Top tips for selling accounting practices in Australia
Content Summary
- Practice management
- Public practice
This article was current at the time of publication.
Let’s not sugarcoat it. Preparing a business for sale involves a considerable amount of hard work.
Genuine buyers will want to conduct extensive due diligence into every area of the business to ensure it has been accurately represented by the vendor.
Information usually requested ranges from a business plan, licences and permits, to payroll summaries, outstanding accounts payable and receivable, profit and loss and cash flow statements.
“For vendors this means ensuring your key practice information and client files are in good shape and available to be shared with the preferred buyer, obviously respecting client confidentiality,” says Daniel Jones, co-founder of DMY, specialists in selling accounting practices and bookkeeping firms.
“Before you get to formal due diligence though, a high-quality Information Memorandum to showcase your practice is key.
“You only want one buyer – the preferred buyer – conducting formal due diligence as this can be intrusive and time consuming but you do want an Information Memorandum that clearly presents the opportunity to the market at the start of the sale process so you can attract a diverse range of interested buyers.”
Jones adds that a good quality Information Memorandum should typically include five years of financials, de-identified information on clients as well as details on the team, operations and premises.
There are other essential issues you should consider when preparing your firm for sale.
1. Consider the people factor
A summary of the practice for sale should include specific details of handover support being offered.
The vendor will, at a minimum, need to be involved in the transition to ensure a successful flow of business for staff and clients, and should be clear up front about the role they will play going forward.
Will they stay on in a full- or part-time role, for example, or offer themselves as a consultant?
“If you are a seller and you are planning to stay with the business the key question is how well can you work with these people?” says Mark Emney, co-founder of DMY.
Agrees David Smith, owner of accountancy consultancy Smithink: “Details about payment and benefits if you decide to continue with the firm should be ironed out.
“Making sure staff are looked after is also very important. A qualified team gets potential buyers excited, especially as the accounting industry is suffering from a labour shortage.
“If you have worked on having a team who are great with technology, or specialisations, for example, you want to do the right thing by them. That can include negotiating new employment arrangements.”
Emney adds that it is best to keep your intention to sell confidential from your team in the early stages of the sale process. For example, meetings with buyers who want to see your office should be conducted after hours.
“You don’t want a whole lot of people traipsing through the office as this can alert staff to a sale process and cause unnecessary concern,” he says.

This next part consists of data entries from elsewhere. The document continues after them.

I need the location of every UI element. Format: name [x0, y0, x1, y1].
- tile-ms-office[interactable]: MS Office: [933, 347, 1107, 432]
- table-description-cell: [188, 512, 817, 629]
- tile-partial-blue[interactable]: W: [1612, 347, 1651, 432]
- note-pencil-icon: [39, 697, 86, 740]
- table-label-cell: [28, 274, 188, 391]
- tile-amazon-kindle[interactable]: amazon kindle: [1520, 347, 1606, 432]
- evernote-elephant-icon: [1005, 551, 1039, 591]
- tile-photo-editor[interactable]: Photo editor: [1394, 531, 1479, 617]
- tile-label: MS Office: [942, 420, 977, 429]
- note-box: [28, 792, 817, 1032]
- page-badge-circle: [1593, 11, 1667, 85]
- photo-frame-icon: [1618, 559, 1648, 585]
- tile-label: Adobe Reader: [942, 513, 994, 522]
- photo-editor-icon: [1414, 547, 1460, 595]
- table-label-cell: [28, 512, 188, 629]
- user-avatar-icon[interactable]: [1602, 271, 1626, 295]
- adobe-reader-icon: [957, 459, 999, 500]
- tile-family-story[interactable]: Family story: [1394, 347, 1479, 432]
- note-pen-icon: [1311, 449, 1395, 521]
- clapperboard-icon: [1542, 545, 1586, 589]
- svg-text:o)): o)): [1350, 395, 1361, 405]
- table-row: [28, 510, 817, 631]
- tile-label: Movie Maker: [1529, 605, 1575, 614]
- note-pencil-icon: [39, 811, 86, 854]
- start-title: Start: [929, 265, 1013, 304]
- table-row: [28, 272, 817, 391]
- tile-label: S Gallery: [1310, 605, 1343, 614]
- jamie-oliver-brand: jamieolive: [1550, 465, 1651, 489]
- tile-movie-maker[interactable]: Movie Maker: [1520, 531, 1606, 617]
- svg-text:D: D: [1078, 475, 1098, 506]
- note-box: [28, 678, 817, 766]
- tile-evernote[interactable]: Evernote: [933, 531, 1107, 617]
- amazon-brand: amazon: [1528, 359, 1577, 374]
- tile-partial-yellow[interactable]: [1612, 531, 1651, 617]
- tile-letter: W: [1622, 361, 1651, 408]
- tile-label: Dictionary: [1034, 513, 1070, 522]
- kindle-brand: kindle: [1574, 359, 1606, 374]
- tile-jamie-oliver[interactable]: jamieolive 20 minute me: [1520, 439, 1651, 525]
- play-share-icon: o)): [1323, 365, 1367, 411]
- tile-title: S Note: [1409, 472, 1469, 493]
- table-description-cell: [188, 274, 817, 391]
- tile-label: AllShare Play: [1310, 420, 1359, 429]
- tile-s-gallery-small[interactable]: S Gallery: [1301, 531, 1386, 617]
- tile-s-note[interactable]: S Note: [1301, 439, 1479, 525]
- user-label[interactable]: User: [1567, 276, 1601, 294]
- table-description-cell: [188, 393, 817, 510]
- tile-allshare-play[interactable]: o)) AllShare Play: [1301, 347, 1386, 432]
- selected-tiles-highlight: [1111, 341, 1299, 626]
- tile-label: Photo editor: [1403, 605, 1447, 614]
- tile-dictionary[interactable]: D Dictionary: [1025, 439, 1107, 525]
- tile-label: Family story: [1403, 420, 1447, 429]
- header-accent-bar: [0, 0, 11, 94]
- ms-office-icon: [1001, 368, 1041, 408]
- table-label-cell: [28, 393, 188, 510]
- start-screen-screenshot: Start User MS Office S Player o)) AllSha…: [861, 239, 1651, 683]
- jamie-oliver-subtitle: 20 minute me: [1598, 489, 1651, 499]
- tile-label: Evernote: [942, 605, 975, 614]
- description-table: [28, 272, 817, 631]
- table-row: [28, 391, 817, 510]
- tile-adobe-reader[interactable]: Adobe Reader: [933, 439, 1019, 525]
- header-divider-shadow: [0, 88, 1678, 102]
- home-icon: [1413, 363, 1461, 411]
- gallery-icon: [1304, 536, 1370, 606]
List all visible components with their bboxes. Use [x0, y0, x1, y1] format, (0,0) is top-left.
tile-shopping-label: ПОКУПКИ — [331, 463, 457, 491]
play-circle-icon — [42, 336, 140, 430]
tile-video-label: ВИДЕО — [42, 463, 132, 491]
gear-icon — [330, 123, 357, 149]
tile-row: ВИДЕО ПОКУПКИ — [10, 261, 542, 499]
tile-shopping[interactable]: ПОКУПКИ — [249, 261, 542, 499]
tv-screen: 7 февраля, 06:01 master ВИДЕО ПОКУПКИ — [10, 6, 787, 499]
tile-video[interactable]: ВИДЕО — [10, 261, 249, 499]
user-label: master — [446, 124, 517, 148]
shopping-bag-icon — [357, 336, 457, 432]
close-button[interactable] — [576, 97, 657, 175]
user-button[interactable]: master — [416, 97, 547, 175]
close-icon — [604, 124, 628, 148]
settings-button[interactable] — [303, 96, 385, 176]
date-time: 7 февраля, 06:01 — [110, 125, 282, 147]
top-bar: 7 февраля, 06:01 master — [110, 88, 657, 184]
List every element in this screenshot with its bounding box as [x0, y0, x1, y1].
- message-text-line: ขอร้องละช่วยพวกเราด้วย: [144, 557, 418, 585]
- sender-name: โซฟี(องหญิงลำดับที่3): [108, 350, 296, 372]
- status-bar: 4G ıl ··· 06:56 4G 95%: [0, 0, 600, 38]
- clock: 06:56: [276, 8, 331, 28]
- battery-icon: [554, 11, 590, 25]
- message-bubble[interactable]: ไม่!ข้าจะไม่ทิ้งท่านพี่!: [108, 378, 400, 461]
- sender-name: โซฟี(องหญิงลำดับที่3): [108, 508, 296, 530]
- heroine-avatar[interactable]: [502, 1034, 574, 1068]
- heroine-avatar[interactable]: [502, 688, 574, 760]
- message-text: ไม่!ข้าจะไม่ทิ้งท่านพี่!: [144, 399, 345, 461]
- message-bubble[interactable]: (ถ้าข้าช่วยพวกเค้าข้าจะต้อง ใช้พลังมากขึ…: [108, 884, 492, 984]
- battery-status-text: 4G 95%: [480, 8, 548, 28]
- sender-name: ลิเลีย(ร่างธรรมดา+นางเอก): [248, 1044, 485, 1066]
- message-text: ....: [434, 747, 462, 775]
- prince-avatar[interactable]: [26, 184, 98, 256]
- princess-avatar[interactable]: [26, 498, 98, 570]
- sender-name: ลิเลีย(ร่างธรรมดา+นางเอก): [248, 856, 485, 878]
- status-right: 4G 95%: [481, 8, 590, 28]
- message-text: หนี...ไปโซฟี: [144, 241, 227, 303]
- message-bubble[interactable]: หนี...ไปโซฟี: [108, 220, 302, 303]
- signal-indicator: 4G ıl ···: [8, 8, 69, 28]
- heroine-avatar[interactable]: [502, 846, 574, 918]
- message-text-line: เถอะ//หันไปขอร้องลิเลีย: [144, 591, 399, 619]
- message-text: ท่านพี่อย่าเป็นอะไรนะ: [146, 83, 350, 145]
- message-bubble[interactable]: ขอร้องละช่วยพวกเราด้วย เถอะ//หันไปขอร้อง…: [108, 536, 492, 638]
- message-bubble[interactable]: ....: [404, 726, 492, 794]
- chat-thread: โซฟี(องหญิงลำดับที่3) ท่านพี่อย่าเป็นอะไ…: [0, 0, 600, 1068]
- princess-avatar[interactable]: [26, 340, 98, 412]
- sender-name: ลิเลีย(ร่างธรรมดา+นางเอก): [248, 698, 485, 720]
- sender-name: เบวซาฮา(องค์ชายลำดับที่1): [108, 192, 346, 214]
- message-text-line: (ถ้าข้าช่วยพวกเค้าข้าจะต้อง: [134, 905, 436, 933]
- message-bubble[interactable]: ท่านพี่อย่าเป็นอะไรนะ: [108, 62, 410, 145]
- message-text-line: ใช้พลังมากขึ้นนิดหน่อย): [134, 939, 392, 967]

Regarding client privacy, it’s best practice to send a written notice to clients advising them of ownership changes and requesting permission to transfer files to the new firm.
2. Make sure your values align
Looking after clients extends beyond ensuring their details are managed with discretion.
A critical area that tends to get overlooked in due diligence – by both the buyer and seller – involves technical competence and alignment of values or standards, says Smith.
“The issue from a buyer’s perspective is that they buy a practice then realise a whole lot of clients have been given the wrong advice,” he says. “How do they fix that without making the seller look like an idiot or getting sued?
“For the vendor, it is about making sure the buyer has standards with which they are happy.
“There needs to be a meeting of minds about how the work is actually done.”
In this way, preparing a practice for sale is like preparing to get married, says Smith.
“Both parties should do a lot of dating, including lunches, dinners, and talking about future plans, so you get an idea of whether this buyer/seller relationship may work.”
While he has seen some accountants include a “rollback clause” in the sales contract, that allows parties to renege on the sale after six months, it’s difficult to pull a business apart again post-sale.
“Seeds of dispute can arise very quickly, and clients don’t like it at all.”
A rollback clause can also negatively affect the price for the vendor.
3. Consider if your business is being succeeded to another practice
“Businesses aren’t always sold by choice,” says Stephen Jones FCPA, an adviser with Succession Plus. “A practitioner may get ill and need to sell, for example.”
This is where a succession plan is useful, although research by CPA Australia shows that fewer than 50 per cent of practices have one.
Waiting until you are forced to leave can diminish the potential value of your business, says Jones.
“You need to be investor-ready and have an exit strategy that means you can respond quickly to an unexpected acquisition.”
Jones suggests accountants consider what outcomes they want from the sales process.
“They might need to achieve a certain sales price to retire. Or they may have family members they want to transition [the business] to.”
Subsequently, a succession plan should include everything a new practitioner needs to know, from passwords to client background, and is useful for any accountant no matter their age or circumstances, he says.
While you’re shoring up your paperwork, Smith cautions against handshake deals under any circumstances.
“When you’re doing any deal, including around a sale, make sure to use a lawyer and document everything.”